SOMMARIO: 1. Massima. 2. Svolgimento del processo. 3. Motivi della decisione. 4. Dispositivo.

Massima

Risulta configurabile la causa di giustificazione dello stato di necessità in favore di persona vulnerabile, in quanto “vittima di tratta” e in condizioni di asservimento nei confronti di organizzazioni criminali dedite al narcotraffico, costretta a compiere un trasporto di stupefacenti, senza possibilità di ricorrere alla protezione dell’Autorità.

Svolgimento del processo 

La Corte d’ Appello di Roma con sentenza emessa in data 09/01/2023 ha confermato la pronuncia resa dal Giudice per l’ udienza preliminare del Tribunale locale con la quale, O.L. era ritenuto responsabile del delitto di cui all’art. 74 d.P.R. 9 ottobre 1990 n. 309 congiuntamente ai reati-fine, tutti in materia di stupefacenti, e pertanto veniva condannato alla pena di anni sei di reclusione.

Con la medesima pronuncia, O.M. veniva assolta dal medesimo reato di associazione a delinquere dedita al narcotraffico per non aver commesso il fatto e veniva dichiarata improcedibilità del delitto del trasporto illecito di sostanza stupefacente del tipo marijuana in ossequio al principio del ne bis in idem; mentre veniva condannata per il trasporto di 5 chili di marijuana a due mesi di reclusione ed euro 400 di multa, a titolo di continuazione con la pena di due anni di reclusione ed euro 4.000 di multa irrogatele con sentenza irrevocabile della Corte d’Appello di Roma, e sospensione condizionale della pena.

Avverso la sentenza suindicata hanno proposto ricorso per cassazione gli imputati, per il tramite dei rispettivi difensori, specificamente O.L. affidando le proprie censure a due motivi ed O.M. a tre complessivi motivi.

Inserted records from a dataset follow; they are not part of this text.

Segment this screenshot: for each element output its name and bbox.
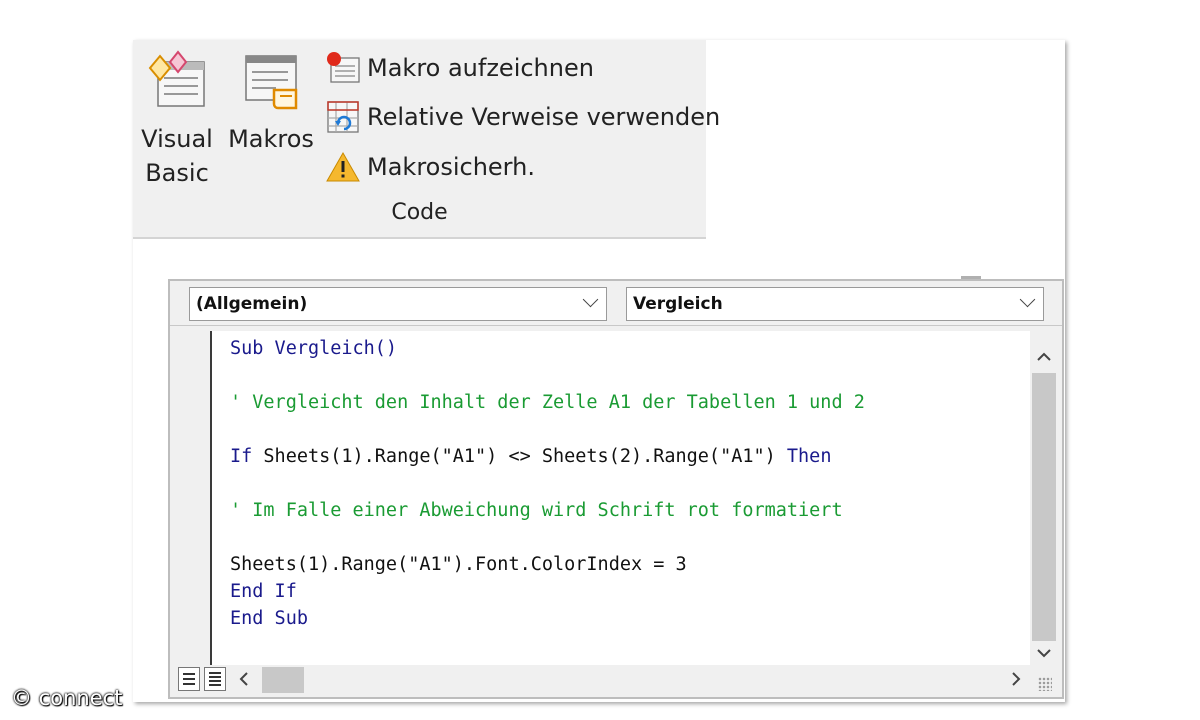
- macros-button[interactable]: Makros: [225, 50, 317, 156]
- scroll-up-icon[interactable]: [1034, 347, 1054, 367]
- macro-security-button[interactable]: Makrosicherh.: [325, 146, 535, 188]
- resize-grip-icon[interactable]: [1038, 677, 1052, 691]
- code-line: If Sheets(1).Range("A1") <> Sheets(2).Ra…: [230, 446, 831, 467]
- code-line: Sub Vergleich(): [230, 338, 398, 359]
- record-macro-label: Makro aufzeichnen: [367, 54, 594, 82]
- code-keyword: If: [230, 446, 253, 467]
- relative-references-button[interactable]: Relative Verweise verwenden: [325, 96, 720, 138]
- scrollbar-thumb[interactable]: [262, 667, 304, 693]
- visual-basic-button[interactable]: Visual Basic: [137, 50, 217, 190]
- vba-code-window: (Allgemein) Vergleich Sub Vergleich() ' …: [168, 279, 1064, 699]
- record-macro-icon: [325, 50, 361, 86]
- scroll-down-icon[interactable]: [1034, 643, 1054, 663]
- code-line: ' Im Falle einer Abweichung wird Schrift…: [230, 500, 843, 521]
- code-line: ' Vergleicht den Inhalt der Zelle A1 der…: [230, 392, 865, 413]
- relative-references-icon: [325, 99, 361, 135]
- procedure-dropdown-value: Vergleich: [633, 294, 723, 314]
- horizontal-scrollbar[interactable]: [176, 665, 1058, 695]
- chevron-down-icon: [582, 291, 599, 308]
- visual-basic-icon: [146, 50, 208, 114]
- ribbon-code-group: Visual Basic Makros Makro aufzeichnen Re…: [133, 40, 720, 239]
- object-dropdown-value: (Allgemein): [196, 294, 308, 314]
- scroll-left-icon[interactable]: [236, 668, 252, 695]
- code-line: Sheets(1).Range("A1").Font.ColorIndex = …: [230, 554, 687, 575]
- code-area[interactable]: Sub Vergleich() ' Vergleicht den Inhalt …: [212, 331, 1030, 665]
- procedure-view-icon[interactable]: [178, 667, 200, 691]
- macro-security-label: Makrosicherh.: [367, 153, 535, 181]
- full-module-view-icon[interactable]: [204, 667, 226, 691]
- record-macro-button[interactable]: Makro aufzeichnen: [325, 47, 594, 89]
- vertical-scrollbar[interactable]: [1030, 343, 1058, 671]
- scrollbar-thumb[interactable]: [1032, 373, 1056, 641]
- code-text: Sheets(1).Range("A1") <> Sheets(2).Range…: [252, 446, 787, 467]
- code-margin: [176, 331, 212, 665]
- object-dropdown[interactable]: (Allgemein): [189, 287, 607, 321]
- code-line: End Sub: [230, 608, 308, 629]
- procedure-dropdown[interactable]: Vergleich: [626, 287, 1044, 321]
- macros-icon: [240, 50, 302, 114]
- ribbon-group-label: Code: [391, 200, 448, 225]
- code-line: End If: [230, 581, 297, 602]
- scroll-right-icon[interactable]: [1008, 668, 1024, 695]
- code-keyword: Then: [786, 446, 832, 467]
- chevron-down-icon: [1019, 291, 1036, 308]
- copyright-watermark: © connect: [11, 686, 123, 710]
- divider: [170, 325, 1062, 326]
- macros-label: Makros: [228, 125, 314, 153]
- visual-basic-label-line2: Basic: [145, 159, 209, 187]
- visual-basic-label-line1: Visual: [141, 125, 213, 153]
- warning-icon: [325, 149, 361, 185]
- relative-references-label: Relative Verweise verwenden: [367, 103, 721, 131]
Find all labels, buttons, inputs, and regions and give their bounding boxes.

Con il primo, la difesa del primo imputato citato, deduce una violazione di legge nonchè un vizio di motivazione, per avere la Corte territoriale erroneamente attribuito al ricorrente, per la sola attestata circostanza di aver commesso diverse condotte di compravendita di stupefacenti, il ruolo di organizzatore di un’associazione che risultava priva di stabilità e di una struttura organizzativa idonea a mettere in atto gli obiettivi delittuosi perseguiti.

Con il secondo motivo, la difesa deduce una violazione di legge nonchè una violazione di motivazione per avere la sentenza impugnata escluso la qualificazione dell’associazione ai sensi dell’art. 74, comma 6, d.P.R.

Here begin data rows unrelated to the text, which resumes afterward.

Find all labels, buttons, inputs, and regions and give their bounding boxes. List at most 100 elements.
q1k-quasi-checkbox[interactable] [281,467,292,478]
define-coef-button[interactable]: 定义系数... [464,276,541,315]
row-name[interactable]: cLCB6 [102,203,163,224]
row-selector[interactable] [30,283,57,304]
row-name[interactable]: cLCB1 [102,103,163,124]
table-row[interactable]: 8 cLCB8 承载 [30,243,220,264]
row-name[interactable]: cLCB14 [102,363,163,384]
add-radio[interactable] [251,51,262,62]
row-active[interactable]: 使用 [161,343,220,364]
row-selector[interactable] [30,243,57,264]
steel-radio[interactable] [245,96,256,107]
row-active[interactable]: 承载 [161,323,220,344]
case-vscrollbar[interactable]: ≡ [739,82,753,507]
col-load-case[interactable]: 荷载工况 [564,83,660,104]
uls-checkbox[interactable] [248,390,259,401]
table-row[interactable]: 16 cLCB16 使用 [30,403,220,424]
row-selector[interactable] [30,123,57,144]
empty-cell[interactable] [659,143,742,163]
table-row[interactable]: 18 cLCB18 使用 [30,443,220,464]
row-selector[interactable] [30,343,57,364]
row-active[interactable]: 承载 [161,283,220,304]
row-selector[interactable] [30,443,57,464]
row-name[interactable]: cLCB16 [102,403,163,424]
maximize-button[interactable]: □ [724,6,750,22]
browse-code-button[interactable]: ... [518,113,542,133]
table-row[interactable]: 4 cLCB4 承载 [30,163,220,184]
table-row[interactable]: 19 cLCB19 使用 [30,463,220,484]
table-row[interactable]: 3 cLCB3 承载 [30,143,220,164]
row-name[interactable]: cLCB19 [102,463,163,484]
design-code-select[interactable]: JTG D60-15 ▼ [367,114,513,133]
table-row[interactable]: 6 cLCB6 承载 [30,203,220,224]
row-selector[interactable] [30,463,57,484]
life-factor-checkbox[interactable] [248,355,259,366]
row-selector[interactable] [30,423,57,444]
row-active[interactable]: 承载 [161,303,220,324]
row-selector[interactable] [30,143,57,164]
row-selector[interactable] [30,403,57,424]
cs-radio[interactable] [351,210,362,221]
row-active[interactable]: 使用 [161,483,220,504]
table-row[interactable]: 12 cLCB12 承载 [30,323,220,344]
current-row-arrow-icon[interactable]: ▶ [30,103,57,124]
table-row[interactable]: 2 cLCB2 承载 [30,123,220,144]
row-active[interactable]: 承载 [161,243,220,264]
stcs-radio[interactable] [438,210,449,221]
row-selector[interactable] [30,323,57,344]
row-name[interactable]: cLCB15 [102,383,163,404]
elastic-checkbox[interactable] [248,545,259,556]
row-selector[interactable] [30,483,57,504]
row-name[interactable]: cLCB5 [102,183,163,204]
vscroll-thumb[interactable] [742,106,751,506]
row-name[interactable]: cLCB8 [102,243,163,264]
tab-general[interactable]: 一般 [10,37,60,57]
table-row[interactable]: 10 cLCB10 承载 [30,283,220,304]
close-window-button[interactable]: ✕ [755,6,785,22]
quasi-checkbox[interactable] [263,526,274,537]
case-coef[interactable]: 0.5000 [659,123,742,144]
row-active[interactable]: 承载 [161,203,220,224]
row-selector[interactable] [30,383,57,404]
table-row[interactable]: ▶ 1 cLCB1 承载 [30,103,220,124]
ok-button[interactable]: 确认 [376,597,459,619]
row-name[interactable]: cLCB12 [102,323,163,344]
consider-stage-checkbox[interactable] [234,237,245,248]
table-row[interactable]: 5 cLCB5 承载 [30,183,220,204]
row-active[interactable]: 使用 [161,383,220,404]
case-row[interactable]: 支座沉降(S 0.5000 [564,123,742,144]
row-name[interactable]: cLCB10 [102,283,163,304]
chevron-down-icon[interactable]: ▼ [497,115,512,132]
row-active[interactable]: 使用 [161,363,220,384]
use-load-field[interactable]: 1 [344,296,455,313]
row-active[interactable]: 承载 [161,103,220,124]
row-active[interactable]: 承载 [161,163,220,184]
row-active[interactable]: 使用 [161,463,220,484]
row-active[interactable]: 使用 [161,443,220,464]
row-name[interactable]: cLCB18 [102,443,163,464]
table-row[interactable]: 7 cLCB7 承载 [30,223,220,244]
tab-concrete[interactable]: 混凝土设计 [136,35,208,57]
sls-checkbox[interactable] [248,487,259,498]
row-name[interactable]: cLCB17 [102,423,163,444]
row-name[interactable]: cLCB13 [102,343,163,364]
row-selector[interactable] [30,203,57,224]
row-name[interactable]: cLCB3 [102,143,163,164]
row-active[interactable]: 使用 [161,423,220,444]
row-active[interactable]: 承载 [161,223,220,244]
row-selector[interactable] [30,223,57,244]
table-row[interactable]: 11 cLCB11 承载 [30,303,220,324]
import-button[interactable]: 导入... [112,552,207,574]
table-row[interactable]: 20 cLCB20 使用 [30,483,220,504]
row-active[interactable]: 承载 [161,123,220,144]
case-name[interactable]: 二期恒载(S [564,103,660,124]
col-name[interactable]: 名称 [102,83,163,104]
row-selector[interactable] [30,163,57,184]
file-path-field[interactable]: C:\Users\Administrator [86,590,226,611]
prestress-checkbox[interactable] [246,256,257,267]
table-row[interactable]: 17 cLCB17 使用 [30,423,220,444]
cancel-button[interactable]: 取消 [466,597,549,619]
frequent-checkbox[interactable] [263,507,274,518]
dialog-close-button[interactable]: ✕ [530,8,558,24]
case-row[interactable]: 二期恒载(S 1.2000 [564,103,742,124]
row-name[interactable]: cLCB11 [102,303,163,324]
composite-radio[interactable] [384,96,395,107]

La difesa di O.M. deduce con il primo motive, una violazione di legge in relazione agli art. 117 Cost., 8 Direttiva 2011/36/UE, 4 e 8 CEDU in quanto la sentenza impugnata condannava la ricorrente per una condotta penalmente scriminata dalla particolare clausola di non punibilità, prevista dalla disciplina sovranazionale, delle Raccomandazioni e delle Linee guida sui diritti umani e sulla tratta di persone dell’Ufficio dell’Alto commissariato delle Nazioni unite per i diritti umani, per le vittime di tratta, condizione concretamente attribuile alla predetta. 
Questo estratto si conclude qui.